Le Patriarche de l’Eglise syro orthodoxe, Ignace Ephrem II, a pardonné à quatre des six Evêques métropolites de son Eglise qui, en février dernier, lui avaient adressé des accusations à caractère doctrinal. L’acte patriarcal, rendu public au travers d’une déclaration du 29 avril dernier diffusée par le Patriarcat d’Antioche des syro orthodoxes, marque formellement la fin des conflits publics à l’intérieur de cette Eglise qui, au cours de ces derniers mois, avaient défrayé la chronique.
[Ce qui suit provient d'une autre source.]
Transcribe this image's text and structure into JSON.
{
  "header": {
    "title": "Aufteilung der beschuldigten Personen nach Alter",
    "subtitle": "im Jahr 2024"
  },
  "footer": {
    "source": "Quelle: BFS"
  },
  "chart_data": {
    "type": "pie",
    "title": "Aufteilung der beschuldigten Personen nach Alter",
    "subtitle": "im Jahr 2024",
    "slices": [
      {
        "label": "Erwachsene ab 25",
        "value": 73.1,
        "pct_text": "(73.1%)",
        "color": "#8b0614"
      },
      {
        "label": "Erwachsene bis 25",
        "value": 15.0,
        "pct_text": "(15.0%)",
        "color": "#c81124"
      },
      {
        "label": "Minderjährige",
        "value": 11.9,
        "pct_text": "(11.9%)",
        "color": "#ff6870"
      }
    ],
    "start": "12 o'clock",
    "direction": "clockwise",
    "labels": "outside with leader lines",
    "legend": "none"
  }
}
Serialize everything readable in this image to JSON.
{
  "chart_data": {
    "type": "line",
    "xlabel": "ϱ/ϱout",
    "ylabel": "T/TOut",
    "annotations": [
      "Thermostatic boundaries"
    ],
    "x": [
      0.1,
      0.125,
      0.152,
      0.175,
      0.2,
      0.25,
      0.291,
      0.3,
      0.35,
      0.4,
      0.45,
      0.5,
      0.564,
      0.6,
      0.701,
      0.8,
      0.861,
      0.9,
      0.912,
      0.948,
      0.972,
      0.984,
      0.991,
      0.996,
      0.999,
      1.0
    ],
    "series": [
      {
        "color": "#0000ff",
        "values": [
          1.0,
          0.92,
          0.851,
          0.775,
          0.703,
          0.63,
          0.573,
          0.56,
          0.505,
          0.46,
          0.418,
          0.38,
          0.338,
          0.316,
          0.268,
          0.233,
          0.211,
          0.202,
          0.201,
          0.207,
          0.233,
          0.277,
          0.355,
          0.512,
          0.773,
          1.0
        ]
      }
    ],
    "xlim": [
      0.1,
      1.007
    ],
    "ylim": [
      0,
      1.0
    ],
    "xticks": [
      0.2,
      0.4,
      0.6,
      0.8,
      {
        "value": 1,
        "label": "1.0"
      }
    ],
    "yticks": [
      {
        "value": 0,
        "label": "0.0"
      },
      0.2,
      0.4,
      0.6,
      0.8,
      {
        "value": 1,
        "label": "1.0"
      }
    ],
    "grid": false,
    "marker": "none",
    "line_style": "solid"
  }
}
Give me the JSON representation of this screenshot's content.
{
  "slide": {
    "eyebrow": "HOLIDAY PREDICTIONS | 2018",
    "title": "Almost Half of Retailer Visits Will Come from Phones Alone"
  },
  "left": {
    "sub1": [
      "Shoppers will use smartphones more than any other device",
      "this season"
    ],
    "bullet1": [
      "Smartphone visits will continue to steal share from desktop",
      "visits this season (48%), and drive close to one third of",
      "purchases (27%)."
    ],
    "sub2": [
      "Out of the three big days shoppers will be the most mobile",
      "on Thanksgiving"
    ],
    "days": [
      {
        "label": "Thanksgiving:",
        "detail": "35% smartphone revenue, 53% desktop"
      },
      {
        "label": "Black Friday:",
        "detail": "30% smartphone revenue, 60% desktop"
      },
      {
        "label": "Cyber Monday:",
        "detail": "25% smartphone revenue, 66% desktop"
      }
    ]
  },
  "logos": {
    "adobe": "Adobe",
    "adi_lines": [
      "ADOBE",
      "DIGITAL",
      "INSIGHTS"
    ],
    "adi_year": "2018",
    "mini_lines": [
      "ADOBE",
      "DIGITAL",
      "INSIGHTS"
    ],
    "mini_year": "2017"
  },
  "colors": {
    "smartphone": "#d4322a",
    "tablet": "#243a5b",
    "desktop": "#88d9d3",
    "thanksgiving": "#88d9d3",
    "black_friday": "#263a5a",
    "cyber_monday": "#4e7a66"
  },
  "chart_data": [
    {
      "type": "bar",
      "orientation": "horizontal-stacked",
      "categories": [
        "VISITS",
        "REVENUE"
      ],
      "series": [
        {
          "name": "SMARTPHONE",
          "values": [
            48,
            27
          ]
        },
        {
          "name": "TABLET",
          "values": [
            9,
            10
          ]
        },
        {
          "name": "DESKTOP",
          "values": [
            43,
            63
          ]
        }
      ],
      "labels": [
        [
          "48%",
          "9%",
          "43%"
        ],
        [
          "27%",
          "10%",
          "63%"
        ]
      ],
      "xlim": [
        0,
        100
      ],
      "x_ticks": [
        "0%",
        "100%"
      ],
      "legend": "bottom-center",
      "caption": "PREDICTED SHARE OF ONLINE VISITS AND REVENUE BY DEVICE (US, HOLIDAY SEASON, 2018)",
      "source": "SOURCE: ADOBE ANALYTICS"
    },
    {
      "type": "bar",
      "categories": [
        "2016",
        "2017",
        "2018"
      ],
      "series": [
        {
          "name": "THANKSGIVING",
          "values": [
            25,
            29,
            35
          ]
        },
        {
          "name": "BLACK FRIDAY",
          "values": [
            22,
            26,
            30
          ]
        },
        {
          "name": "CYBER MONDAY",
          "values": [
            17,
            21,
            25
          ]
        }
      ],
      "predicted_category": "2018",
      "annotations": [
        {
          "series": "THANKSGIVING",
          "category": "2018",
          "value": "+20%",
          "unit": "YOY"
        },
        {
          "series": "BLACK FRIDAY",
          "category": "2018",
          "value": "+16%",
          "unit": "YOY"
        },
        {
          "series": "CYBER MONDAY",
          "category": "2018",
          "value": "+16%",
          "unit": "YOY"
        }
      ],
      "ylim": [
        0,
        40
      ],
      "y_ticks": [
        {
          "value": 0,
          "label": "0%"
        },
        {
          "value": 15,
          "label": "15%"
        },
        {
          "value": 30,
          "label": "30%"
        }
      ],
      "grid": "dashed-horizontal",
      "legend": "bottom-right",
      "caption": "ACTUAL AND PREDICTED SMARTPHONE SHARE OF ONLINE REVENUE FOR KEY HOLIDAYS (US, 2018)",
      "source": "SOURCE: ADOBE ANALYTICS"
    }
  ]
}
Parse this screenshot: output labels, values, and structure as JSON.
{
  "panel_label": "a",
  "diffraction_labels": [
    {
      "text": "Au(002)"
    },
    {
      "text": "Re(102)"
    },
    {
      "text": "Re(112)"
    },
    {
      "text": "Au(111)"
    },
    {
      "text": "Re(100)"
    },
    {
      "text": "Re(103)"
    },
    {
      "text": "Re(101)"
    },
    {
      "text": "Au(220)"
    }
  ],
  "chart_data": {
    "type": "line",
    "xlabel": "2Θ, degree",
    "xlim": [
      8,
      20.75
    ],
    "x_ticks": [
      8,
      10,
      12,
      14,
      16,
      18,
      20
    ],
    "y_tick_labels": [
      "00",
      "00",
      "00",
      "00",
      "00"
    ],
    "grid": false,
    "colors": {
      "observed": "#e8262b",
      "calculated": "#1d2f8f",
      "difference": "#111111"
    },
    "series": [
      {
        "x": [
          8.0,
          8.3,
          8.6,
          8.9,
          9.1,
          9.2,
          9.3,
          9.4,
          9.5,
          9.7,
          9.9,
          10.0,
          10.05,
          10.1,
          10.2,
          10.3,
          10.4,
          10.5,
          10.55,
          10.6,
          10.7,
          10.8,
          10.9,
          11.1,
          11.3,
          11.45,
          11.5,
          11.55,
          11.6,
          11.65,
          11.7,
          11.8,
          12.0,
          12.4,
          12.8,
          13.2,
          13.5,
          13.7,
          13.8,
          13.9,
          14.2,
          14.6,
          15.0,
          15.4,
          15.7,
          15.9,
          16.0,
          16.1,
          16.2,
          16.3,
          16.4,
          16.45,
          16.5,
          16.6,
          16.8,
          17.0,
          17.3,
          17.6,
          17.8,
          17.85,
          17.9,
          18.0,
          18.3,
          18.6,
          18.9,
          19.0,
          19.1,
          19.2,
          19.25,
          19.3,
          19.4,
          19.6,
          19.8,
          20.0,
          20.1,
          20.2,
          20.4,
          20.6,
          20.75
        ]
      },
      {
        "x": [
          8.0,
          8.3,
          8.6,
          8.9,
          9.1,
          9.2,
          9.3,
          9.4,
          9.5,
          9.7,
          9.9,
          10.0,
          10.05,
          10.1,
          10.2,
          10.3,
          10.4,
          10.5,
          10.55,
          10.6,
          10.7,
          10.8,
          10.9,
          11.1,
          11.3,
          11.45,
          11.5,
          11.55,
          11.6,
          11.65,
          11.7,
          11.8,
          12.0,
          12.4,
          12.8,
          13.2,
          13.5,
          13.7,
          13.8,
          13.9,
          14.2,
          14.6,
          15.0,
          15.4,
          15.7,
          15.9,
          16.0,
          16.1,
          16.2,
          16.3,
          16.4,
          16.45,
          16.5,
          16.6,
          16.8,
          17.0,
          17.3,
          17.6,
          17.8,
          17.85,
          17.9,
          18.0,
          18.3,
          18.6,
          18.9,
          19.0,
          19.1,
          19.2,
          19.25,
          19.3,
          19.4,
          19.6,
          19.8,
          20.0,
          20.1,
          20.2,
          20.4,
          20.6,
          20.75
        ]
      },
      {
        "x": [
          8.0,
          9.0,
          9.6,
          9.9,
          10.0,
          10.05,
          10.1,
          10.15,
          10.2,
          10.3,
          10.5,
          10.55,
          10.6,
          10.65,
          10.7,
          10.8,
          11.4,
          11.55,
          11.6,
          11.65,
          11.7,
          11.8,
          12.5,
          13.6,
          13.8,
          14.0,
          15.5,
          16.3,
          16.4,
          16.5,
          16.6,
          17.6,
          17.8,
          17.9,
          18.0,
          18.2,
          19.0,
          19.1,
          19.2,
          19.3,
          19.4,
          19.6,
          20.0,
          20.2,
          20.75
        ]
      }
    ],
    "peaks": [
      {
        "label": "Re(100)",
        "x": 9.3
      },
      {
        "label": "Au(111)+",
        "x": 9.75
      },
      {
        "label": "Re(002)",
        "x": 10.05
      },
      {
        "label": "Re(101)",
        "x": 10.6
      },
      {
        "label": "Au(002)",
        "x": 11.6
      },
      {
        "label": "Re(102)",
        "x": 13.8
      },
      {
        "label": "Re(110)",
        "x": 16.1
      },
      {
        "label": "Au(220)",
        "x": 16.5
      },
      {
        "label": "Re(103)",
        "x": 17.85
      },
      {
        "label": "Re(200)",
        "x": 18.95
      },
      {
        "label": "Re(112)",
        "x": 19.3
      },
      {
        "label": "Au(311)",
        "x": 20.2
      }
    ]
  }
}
Dans le texte patriarcal, Ignace Ephrem II réaffirme son rôle de « successeur de Pierre » et de gardien de l’unité de l’Eglise syro orthodoxe, indiquant avoir reçu ces jours derniers la lettre par laquelle les quatre Métropolites objet du pardon présentaient leurs excuses au Patriarche pour les affirmations et les jugements offensants émis à son endroit.

Les six Métropolites entrés en conflit avec le Patriarche avaient diffusé le 8 février dernier une déclaration dans laquelle ils affirmaient que ce dernier ne méritait plus le titre de defensor fidei, attendu que, selon eux, il avait semé des doutes et des soupçons dans le cœur des croyants au travers de déclarations et de gestes « contraires aux enseignements de Jésus Christ selon Son Saint Evangile ». Parmi les gestes imputés au Patriarche comme « trahison de la foi » se trouvait notamment le fait d’avoir publiquement réservé des gestes de révérence vis-à-vis du coran.

A la mi-mars, le Synode des Evêques syro orthodoxes avaient en revanche disposé la suspension a divinis des deux autres Métropolites qui avaient signé la déclaration contre le Patriarche alors que les quatre ayant par la suite fait l’objet du pardon patriarcal avaient été sollicités afin qu’ils signent, avant le 30 avril, une lettre d’excuses et de repentance pour les choix faits par le passé, considérés comme lacérant pour la communion ecclésiale.

 

Les deux Métropolites suspens a divinis depuis mars sont Severius Hazail Soumi, Vicaire patriarcal en Belgique et en France, et Eustatius Matta Roham. Ce dernier, par un temps à la tête de l’Archi éparchie syrienne de Jézirah et de l’Euphrate avait rejoint l’Europe dès la fin 2012 pour le plus retourner dans son pays, déchiré par la guerre. Avant Noël 2013, un commando d’hommes cagoulés avait fait irruption au siège métropolitain de Qamishli et mis en scène une action ostensible de récusation du Métropolite, filmée et diffusée sur Youtube. Les membres du commando lurent à cette occasion un communiqué dans lequel ils se présentaient comme porte-parole du peuple chrétien et accusaient l’Archevêque d’avoir fui alors que son peuple était soumis à des souffrances et à des menaces.